Back to my first encounter with illiteracy two years ago. I was shocked, sad and angry when I first got to know about the real scale of the problem. I couldn't understand how 75% of the Somaliland population, or 800 million adults around the world can be deprived of such a basic right without anybody really bothering about it.

 

 

Two years down the line, I have come across many initiatives in Somaliland, but also worldwide, which indeed demonstrate efforts and will to keep youth and adult literacy on the agenda. In Somaliland, numerous local Non Governmental Organizations are offering courses with whatever means they can get, and a few International NGOs and UN agencies, including Caritas the one I am working for, do their best to support these local NGOS in bringing literacy to the people of Somaliland. Only few days ago, I have had a chance to visit some of our local partner NGOS that offers literacy courses in the town of Burao, and it was amazing and touching to see the engagement with which the female course participants followed the lesson. They were of all age groups, carrying with them a diversity of individual life stories, but still having one thing in common: the desire to know how to read and write. Although each of them might have her own individual reasons for attending a literacy course, there are also some benefits of literacy commonly agreed upon: for one, literacy is vital to reduce gender inequality, since it increases women's participation in public and private spheres.
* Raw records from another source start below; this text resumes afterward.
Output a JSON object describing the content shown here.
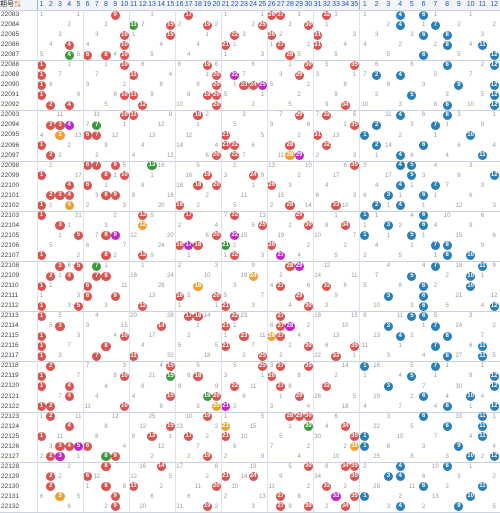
{
  "header": {
    "period_label": "期号",
    "sort_icon": "sort-arrow-icon",
    "front_numbers": [
      "1",
      "2",
      "3",
      "4",
      "5",
      "6",
      "7",
      "8",
      "9",
      "10",
      "11",
      "12",
      "13",
      "14",
      "15",
      "16",
      "17",
      "18",
      "19",
      "20",
      "21",
      "22",
      "23",
      "24",
      "25",
      "26",
      "27",
      "28",
      "29",
      "30",
      "31",
      "32",
      "33",
      "34",
      "35"
    ],
    "back_numbers": [
      "1",
      "2",
      "3",
      "4",
      "5",
      "6",
      "7",
      "8",
      "9",
      "10",
      "11",
      "12"
    ]
  },
  "colors": {
    "red_ball": "#d9534f",
    "orange_ball": "#f0a030",
    "green_ball": "#3c9a3c",
    "magenta_ball": "#c026c9",
    "blue_ball": "#2a7fb8",
    "miss_text": "#999999",
    "header_text": "#1a56c4"
  },
  "periods": [
    "22083",
    "22084",
    "22085",
    "22086",
    "22087",
    "22088",
    "22089",
    "22090",
    "22091",
    "22092",
    "22093",
    "22094",
    "22095",
    "22096",
    "22097",
    "22098",
    "22099",
    "22100",
    "22101",
    "22102",
    "22103",
    "22104",
    "22105",
    "22106",
    "22107",
    "22108",
    "22109",
    "22110",
    "22111",
    "22112",
    "22113",
    "22114",
    "22115",
    "22116",
    "22117",
    "22118",
    "22119",
    "22120",
    "22121",
    "22122",
    "22123",
    "22124",
    "22125",
    "22126",
    "22127",
    "22128",
    "22129",
    "22130",
    "22131",
    "22132"
  ],
  "draws": [
    {
      "front": [
        9,
        17,
        26,
        27,
        32
      ],
      "back": [
        4,
        6
      ]
    },
    {
      "front": [
        11,
        15,
        19,
        25,
        30
      ],
      "back": [
        4,
        7
      ]
    },
    {
      "front": [
        10,
        15,
        22,
        26,
        31
      ],
      "back": [
        6,
        8
      ]
    },
    {
      "front": [
        4,
        10,
        21,
        27,
        31
      ],
      "back": [
        8,
        11
      ]
    },
    {
      "front": [
        4,
        6,
        8,
        10,
        28
      ],
      "back": [
        6,
        12
      ]
    },
    {
      "front": [
        1,
        10,
        19,
        30,
        35
      ],
      "back": [
        8,
        12
      ]
    },
    {
      "front": [
        1,
        11,
        20,
        22,
        29
      ],
      "back": [
        2,
        4
      ]
    },
    {
      "front": [
        1,
        20,
        23,
        24,
        25
      ],
      "back": [
        9,
        12
      ]
    },
    {
      "front": [
        1,
        10,
        11,
        19,
        20
      ],
      "back": [
        5,
        12
      ]
    },
    {
      "front": [
        2,
        4,
        12,
        20,
        34
      ],
      "back": [
        8,
        12
      ]
    },
    {
      "front": [
        10,
        11,
        18,
        29,
        32
      ],
      "back": [
        4,
        8
      ]
    },
    {
      "front": [
        2,
        3,
        4,
        7,
        35
      ],
      "back": [
        2,
        7
      ]
    },
    {
      "front": [
        3,
        6,
        7,
        21,
        31
      ],
      "back": [
        1,
        10
      ]
    },
    {
      "front": [
        1,
        21,
        22,
        28,
        32
      ],
      "back": [
        2,
        6
      ]
    },
    {
      "front": [
        2,
        20,
        22,
        28,
        29
      ],
      "back": [
        4,
        11
      ]
    },
    {
      "front": [
        6,
        7,
        9,
        13,
        35
      ],
      "back": [
        4,
        5
      ]
    },
    {
      "front": [
        1,
        8,
        10,
        19,
        24
      ],
      "back": [
        5,
        12
      ]
    },
    {
      "front": [
        4,
        6,
        18,
        20,
        26
      ],
      "back": [
        4,
        7
      ]
    },
    {
      "front": [
        2,
        3,
        4,
        8,
        9
      ],
      "back": [
        3,
        6
      ]
    },
    {
      "front": [
        1,
        4,
        16,
        28,
        33
      ],
      "back": [
        2,
        4
      ]
    },
    {
      "front": [
        1,
        12,
        17,
        22,
        29
      ],
      "back": [
        1,
        6
      ]
    },
    {
      "front": [
        3,
        12,
        25,
        30,
        34
      ],
      "back": [
        3,
        6
      ]
    },
    {
      "front": [
        5,
        8,
        9,
        20,
        22
      ],
      "back": [
        1,
        5
      ]
    },
    {
      "front": [
        16,
        17,
        18,
        21,
        26
      ],
      "back": [
        7,
        8
      ]
    },
    {
      "front": [
        1,
        8,
        12,
        22,
        27
      ],
      "back": [
        8,
        10
      ]
    },
    {
      "front": [
        3,
        5,
        7,
        29,
        28
      ],
      "back": [
        7,
        11
      ]
    },
    {
      "front": [
        2,
        4,
        7,
        8,
        24
      ],
      "back": [
        5,
        10
      ]
    },
    {
      "front": [
        1,
        6,
        18,
        27,
        32
      ],
      "back": [
        6,
        10
      ]
    },
    {
      "front": [
        6,
        9,
        16,
        20,
        29
      ],
      "back": [
        3,
        6
      ]
    },
    {
      "front": [
        1,
        5,
        12,
        21,
        30
      ],
      "back": [
        6,
        12
      ]
    },
    {
      "front": [
        1,
        17,
        18,
        22,
        27
      ],
      "back": [
        5,
        6
      ]
    },
    {
      "front": [
        3,
        14,
        21,
        27,
        28
      ],
      "back": [
        3,
        7
      ]
    },
    {
      "front": [
        1,
        10,
        23,
        26,
        27
      ],
      "back": [
        4,
        8
      ]
    },
    {
      "front": [
        1,
        8,
        21,
        30,
        35
      ],
      "back": [
        7,
        11
      ]
    },
    {
      "front": [
        1,
        7,
        11,
        25,
        33
      ],
      "back": [
        8,
        11
      ]
    },
    {
      "front": [
        2,
        15,
        25,
        27,
        30
      ],
      "back": [
        1,
        7
      ]
    },
    {
      "front": [
        1,
        10,
        15,
        18,
        26
      ],
      "back": [
        5,
        12
      ]
    },
    {
      "front": [
        1,
        4,
        22,
        27,
        32
      ],
      "back": [
        3,
        12
      ]
    },
    {
      "front": [
        4,
        15,
        19,
        20,
        29
      ],
      "back": [
        6,
        10
      ]
    },
    {
      "front": [
        1,
        2,
        10,
        20,
        21
      ],
      "back": [
        8,
        12
      ]
    },
    {
      "front": [
        2,
        19,
        28,
        29,
        30
      ],
      "back": [
        6,
        11
      ]
    },
    {
      "front": [
        4,
        15,
        21,
        30,
        34
      ],
      "back": [
        8,
        11
      ]
    },
    {
      "front": [
        1,
        13,
        17,
        21,
        35
      ],
      "back": [
        1,
        11
      ]
    },
    {
      "front": [
        3,
        4,
        5,
        6,
        35
      ],
      "back": [
        1,
        9
      ]
    },
    {
      "front": [
        2,
        3,
        8,
        9,
        19
      ],
      "back": [
        10,
        12
      ]
    },
    {
      "front": [
        8,
        14,
        30,
        34,
        35
      ],
      "back": [
        4,
        8
      ]
    },
    {
      "front": [
        2,
        6,
        21,
        24,
        35
      ],
      "back": [
        3,
        4
      ]
    },
    {
      "front": [
        2,
        8,
        11,
        20,
        32
      ],
      "back": [
        6,
        11
      ]
    },
    {
      "front": [
        3,
        9,
        27,
        33,
        35
      ],
      "back": [
        1,
        10
      ]
    },
    {
      "front": [
        9,
        19,
        27,
        30,
        34
      ],
      "back": [
        4,
        9
      ]
    }
  ],
  "special_colors": {
    "22084": {
      "11": "green"
    },
    "22087": {
      "4": "green"
    },
    "22089": {
      "22": "magenta"
    },
    "22090": {
      "25": "magenta"
    },
    "22094": {
      "4": "magenta",
      "7": "green"
    },
    "22095": {
      "3": "orange"
    },
    "22097": {
      "28": "orange",
      "29": "magenta"
    },
    "22098": {
      "13": "green"
    },
    "22102": {
      "4": "orange"
    },
    "22104": {
      "12": "orange"
    },
    "22105": {
      "9": "magenta",
      "22": "magenta"
    },
    "22106": {
      "17": "magenta",
      "21": "green"
    },
    "22107": {
      "27": "magenta"
    },
    "22108": {
      "29": "magenta",
      "7": "green"
    },
    "22109": {
      "24": "orange"
    },
    "22110": {
      "18": "orange"
    },
    "22114": {
      "28": "magenta"
    },
    "22115": {
      "26": "orange"
    },
    "22119": {
      "15": "green"
    },
    "22121": {
      "19": "green"
    },
    "22122": {
      "20": "orange",
      "21": "magenta"
    },
    "22124": {
      "21": "orange",
      "30": "green"
    },
    "22126": {
      "5": "magenta",
      "35": "orange"
    },
    "22127": {
      "3": "magenta",
      "8": "green"
    },
    "22129": {
      "34": "orange"
    },
    "22131": {
      "3": "orange",
      "33": "magenta"
    }
  }
}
Literacy is also crucial for the deveopment and education of children, in particular the girl child, since literate parents raise healthier and more literate children. Literacy is also an important factor in the campaign against the spread of HIV AIDS. Literacy is as much a human right as it is the basis for a democratic and economic development of countries.

 

 

In Somaliland, the task to make literacy accessible to everybody seems to huge to be even thought of. And yet, I can see at least one factor which should be encouraging enough to tackle the issue: the demand and wish expressed in all corners of the country, by all people of the country to get access to courses. People, it seems, don't need to be made aware about the benefits of literacy, or aware about the universal right to education. They long for it. Some few books and a blackboard is in many cases sufficient to get a course started.

 

 

I really do belief that with joint efforts, and contribution from all sides, from the community, local NGOs, international NGOs, Government and donors, illiteracy will one day, soon, be filed in the "issues of the past" file.